Its text may be revised if earlier readings or stronger evidence become available, but its recovery cannot cause the historical Canon to evolve. The settled Apostolicon remains the particular collection transmitted by Marcion of Sinope.

The Epistle to the Alexandrians may be used for theological study, pastoral instruction, and appropriate liturgical readings. Its teaching concerning Christ’s superiority to the angels, the insufficiency of the Law, salvation through faith, the heavenly sanctuary, the new covenant, perseverance, and the heavenly Jerusalem contributes to Marcionite doctrine when read beneath the supreme authority of the Evangelicon and Apostolicon.

Through the Antilegicon, the Marcionite Church preserves the disputed Pauline writings received by Apelles and later Marcionite Christians without confusing them with the original Apostolicon. This allows the Church to honor its broader Pauline inheritance while maintaining the unaltered form and unique authority of the Canon transmitted by Marcion.

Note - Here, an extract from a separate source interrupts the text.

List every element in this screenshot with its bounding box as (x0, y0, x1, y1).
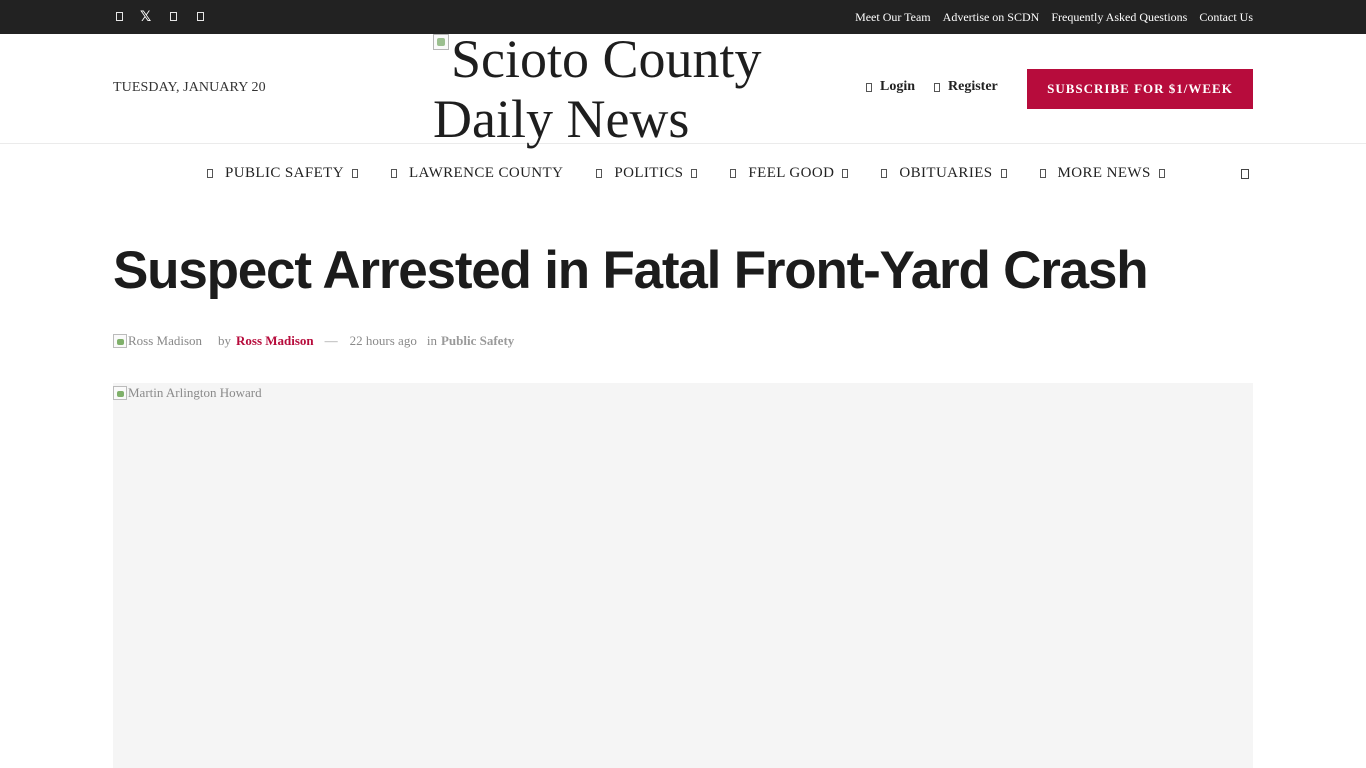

The reconstruction of Alexandrians therefore represents neither an expansion of the Marcionite Canon nor an evolution of the Apostolicon. It is the recovery of a disputed Pauline epistle associated with Marcionite Christianity by the Muratorian Fragment, identified by the Church with the earlier form of Hebrews, and received through the work of Apelles as Deuterocanonical Scripture within the Antilegicon.